Google Threat Intelligence Group (GTIG) says it has identified what it believes is the first known case of cybercriminals using artificial intelligence to help develop a zero-day exploit intended for mass exploitation.
According to Google, the exploit targeted a popular open-source web-based system administration platform and allowed attackers to bypass two-factor authentication (2FA) under certain conditions. The company says it worked with the affected vendor to responsibly disclose the flaw before it could be widely abused.
GTIG did not name the platform or the cybercriminals involved, but said the exploit was implemented as a Python script designed to bypass 2FA after valid credentials had already been obtained.
Researchers say they have “high confidence” that an AI model assisted in both discovering and weaponizing the vulnerability, even though Gemini itself was not believed to have been used.
Google based that assessment on multiple indicators within the exploit code, including extensive educational-style docstrings, unusually structured “textbook” Python formatting, detailed help menus, and even a hallucinated CVSS severity score embedded in the script.
Unlike traditional bugs discovered through fuzzing or static analysis, this issue stemmed from a semantic flaw in the application's authentication flow, caused by a hardcoded trust assumption. Google says large language models are increasingly capable of reasoning about developer intent and spotting security logic contradictions that automated scanners often miss.

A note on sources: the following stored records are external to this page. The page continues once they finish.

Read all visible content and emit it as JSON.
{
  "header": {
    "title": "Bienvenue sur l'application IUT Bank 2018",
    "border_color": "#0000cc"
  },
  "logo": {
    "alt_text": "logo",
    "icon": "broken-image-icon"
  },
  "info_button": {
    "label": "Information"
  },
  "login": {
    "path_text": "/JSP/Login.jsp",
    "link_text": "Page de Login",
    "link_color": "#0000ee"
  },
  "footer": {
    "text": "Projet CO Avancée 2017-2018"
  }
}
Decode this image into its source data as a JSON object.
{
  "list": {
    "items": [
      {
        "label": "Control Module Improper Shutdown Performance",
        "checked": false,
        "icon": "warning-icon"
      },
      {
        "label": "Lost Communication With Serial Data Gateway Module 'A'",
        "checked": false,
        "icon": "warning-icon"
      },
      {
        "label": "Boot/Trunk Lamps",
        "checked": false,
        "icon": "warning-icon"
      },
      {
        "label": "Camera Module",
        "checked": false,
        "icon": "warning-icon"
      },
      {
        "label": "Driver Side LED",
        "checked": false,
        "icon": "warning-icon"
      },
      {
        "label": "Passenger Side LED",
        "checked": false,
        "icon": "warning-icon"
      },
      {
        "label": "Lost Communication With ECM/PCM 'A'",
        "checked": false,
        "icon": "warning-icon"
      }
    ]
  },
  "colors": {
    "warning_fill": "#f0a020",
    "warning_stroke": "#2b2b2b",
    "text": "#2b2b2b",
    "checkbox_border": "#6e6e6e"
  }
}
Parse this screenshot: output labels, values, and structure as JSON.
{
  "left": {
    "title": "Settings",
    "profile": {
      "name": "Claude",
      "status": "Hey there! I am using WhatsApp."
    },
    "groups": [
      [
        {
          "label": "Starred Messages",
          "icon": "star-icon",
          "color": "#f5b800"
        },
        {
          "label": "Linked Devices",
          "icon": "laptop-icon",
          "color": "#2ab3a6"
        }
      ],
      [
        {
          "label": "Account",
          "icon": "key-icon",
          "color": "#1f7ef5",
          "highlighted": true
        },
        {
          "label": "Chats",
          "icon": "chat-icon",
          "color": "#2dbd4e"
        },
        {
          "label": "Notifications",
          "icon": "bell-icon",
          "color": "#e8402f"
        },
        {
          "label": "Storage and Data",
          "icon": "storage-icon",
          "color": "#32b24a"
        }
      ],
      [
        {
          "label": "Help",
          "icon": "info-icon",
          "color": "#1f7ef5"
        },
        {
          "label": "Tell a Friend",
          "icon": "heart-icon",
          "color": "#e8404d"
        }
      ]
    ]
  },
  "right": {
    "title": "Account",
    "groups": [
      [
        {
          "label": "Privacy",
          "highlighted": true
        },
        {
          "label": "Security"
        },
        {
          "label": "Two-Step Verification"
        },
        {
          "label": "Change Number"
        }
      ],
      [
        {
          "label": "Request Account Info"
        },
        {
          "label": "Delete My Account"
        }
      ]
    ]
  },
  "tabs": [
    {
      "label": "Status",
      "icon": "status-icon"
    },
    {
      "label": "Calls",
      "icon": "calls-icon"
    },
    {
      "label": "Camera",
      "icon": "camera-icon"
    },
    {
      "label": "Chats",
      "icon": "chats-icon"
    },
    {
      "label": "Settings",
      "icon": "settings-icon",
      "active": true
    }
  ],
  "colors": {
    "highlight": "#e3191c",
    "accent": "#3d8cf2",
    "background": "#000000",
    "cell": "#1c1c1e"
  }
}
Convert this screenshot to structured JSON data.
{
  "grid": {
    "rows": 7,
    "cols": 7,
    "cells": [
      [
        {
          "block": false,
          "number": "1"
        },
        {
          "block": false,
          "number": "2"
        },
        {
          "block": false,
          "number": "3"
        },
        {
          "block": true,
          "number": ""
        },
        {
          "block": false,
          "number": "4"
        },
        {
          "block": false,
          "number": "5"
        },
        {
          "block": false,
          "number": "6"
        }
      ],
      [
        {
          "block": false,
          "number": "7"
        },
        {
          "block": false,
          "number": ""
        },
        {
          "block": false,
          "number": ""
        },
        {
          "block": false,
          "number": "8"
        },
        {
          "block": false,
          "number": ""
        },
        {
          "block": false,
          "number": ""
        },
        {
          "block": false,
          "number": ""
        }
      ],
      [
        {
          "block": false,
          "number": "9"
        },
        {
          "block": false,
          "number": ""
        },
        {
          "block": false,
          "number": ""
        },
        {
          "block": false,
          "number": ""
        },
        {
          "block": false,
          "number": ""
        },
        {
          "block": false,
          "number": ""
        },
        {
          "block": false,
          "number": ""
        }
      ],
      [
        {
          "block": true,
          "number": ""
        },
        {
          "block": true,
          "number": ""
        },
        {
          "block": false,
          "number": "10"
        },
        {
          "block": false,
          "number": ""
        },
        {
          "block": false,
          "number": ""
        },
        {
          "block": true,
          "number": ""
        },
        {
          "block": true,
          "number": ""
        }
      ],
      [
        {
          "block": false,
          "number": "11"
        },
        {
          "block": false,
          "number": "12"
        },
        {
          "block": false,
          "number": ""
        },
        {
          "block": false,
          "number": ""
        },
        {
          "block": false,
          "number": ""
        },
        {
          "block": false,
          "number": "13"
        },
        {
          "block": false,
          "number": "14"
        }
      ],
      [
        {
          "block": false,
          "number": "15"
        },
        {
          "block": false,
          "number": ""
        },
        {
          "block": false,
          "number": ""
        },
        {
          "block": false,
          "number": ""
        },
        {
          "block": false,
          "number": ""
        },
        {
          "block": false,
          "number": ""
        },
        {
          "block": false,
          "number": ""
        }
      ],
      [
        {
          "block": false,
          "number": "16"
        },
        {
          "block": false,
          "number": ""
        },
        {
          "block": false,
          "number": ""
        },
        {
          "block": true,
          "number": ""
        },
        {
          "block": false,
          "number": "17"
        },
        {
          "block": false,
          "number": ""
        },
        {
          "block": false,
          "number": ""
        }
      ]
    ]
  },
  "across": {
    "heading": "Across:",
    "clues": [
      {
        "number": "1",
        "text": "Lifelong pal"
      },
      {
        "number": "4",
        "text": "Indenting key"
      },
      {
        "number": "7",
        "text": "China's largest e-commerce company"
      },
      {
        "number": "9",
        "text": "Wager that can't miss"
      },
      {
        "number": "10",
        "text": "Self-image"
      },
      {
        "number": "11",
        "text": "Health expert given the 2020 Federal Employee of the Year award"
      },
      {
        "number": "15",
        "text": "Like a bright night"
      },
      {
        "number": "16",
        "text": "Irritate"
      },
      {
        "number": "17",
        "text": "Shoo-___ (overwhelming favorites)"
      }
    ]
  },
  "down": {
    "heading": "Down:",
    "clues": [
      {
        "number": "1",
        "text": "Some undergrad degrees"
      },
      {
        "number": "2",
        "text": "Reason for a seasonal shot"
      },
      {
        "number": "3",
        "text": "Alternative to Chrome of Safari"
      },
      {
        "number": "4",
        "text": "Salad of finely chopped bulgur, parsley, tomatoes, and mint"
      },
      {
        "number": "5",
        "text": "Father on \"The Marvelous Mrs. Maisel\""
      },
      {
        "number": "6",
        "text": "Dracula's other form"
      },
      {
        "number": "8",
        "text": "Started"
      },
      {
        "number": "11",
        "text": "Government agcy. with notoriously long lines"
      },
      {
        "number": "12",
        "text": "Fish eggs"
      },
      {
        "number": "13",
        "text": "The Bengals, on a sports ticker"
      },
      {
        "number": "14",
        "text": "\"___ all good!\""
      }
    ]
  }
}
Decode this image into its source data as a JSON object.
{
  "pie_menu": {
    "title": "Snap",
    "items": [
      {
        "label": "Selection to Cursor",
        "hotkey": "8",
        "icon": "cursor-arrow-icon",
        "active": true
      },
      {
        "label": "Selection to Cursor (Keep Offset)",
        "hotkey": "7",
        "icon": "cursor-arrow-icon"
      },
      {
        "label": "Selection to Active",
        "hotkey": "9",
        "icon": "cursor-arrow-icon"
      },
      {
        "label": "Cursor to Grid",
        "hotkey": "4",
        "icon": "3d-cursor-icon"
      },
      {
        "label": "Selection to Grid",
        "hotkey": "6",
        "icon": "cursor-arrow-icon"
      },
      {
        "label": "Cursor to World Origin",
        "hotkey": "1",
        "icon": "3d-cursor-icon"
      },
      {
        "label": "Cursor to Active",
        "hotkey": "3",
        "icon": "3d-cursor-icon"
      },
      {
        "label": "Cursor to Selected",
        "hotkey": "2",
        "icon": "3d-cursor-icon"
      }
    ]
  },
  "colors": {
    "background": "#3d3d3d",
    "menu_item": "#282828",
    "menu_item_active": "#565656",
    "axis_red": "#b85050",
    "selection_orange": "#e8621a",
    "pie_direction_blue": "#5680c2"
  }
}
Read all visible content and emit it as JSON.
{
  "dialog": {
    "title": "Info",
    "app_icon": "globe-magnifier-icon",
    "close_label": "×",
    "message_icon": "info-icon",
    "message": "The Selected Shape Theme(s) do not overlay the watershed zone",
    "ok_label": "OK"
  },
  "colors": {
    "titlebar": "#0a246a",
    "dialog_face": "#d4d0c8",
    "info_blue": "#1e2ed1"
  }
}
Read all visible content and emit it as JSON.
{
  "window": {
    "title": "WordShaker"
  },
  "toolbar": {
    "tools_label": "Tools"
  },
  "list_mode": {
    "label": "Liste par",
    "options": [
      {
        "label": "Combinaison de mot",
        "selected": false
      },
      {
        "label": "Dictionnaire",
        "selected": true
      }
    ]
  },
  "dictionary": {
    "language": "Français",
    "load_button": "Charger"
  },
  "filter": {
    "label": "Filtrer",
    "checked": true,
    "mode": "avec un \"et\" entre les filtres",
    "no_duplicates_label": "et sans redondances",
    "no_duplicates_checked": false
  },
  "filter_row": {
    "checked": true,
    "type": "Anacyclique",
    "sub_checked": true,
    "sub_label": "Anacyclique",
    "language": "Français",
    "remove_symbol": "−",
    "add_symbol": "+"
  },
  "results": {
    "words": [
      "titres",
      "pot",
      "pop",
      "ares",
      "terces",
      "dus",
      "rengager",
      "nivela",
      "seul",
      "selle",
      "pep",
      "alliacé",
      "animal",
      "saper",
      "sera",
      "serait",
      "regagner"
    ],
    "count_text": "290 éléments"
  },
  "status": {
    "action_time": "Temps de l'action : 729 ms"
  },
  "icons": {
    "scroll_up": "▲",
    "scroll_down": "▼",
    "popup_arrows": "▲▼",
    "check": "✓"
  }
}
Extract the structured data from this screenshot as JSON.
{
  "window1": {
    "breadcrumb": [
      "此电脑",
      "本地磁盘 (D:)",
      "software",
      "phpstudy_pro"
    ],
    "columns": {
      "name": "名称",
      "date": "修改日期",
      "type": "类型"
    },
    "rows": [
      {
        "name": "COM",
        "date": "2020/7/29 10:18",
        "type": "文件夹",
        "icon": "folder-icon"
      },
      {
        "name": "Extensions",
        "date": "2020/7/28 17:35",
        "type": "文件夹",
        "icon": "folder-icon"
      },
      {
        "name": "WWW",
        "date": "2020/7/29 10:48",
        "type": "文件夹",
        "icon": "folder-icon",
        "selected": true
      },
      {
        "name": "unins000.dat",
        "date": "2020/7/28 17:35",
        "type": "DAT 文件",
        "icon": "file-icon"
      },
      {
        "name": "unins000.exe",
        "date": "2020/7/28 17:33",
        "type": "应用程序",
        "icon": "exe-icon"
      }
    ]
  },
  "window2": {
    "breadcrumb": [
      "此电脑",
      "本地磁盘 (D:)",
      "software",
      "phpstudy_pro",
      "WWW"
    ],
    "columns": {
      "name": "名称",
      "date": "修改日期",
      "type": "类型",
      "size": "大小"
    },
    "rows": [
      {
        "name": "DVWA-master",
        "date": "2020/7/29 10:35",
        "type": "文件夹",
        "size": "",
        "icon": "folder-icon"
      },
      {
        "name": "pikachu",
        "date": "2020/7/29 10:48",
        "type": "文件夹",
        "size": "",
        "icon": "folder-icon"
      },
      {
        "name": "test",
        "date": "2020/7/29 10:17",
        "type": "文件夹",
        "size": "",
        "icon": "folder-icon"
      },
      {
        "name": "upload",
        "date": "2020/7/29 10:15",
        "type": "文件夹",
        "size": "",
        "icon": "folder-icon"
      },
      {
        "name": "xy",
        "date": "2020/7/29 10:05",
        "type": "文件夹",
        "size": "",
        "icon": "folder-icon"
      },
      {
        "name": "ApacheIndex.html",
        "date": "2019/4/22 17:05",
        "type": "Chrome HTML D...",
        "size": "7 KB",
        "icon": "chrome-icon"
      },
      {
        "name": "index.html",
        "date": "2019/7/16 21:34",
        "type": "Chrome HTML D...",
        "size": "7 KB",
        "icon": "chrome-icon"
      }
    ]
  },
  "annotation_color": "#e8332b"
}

The report also highlights growing interest from state-backed hackers in AI-assisted vulnerability research. Google observed China- and North Korea-linked threat actors using AI models for reverse engineering, exploit validation, and vulnerability analysis, including large-scale automated CVE research and testing inside controlled lab environments.
Beyond exploit development, GTIG says threat actors are increasingly using AI to automate malware development, reconnaissance, and attack operations. The report also documents attempts to industrialize the abuse of commercial AI platforms through automated account-creation systems, proxy relays, and account-pooling services designed to evade provider restrictions.
Google says it continues to use AI internally for defensive purposes, including vulnerability discovery and automated remediation efforts to identify and fix software flaws before attackers can exploit them.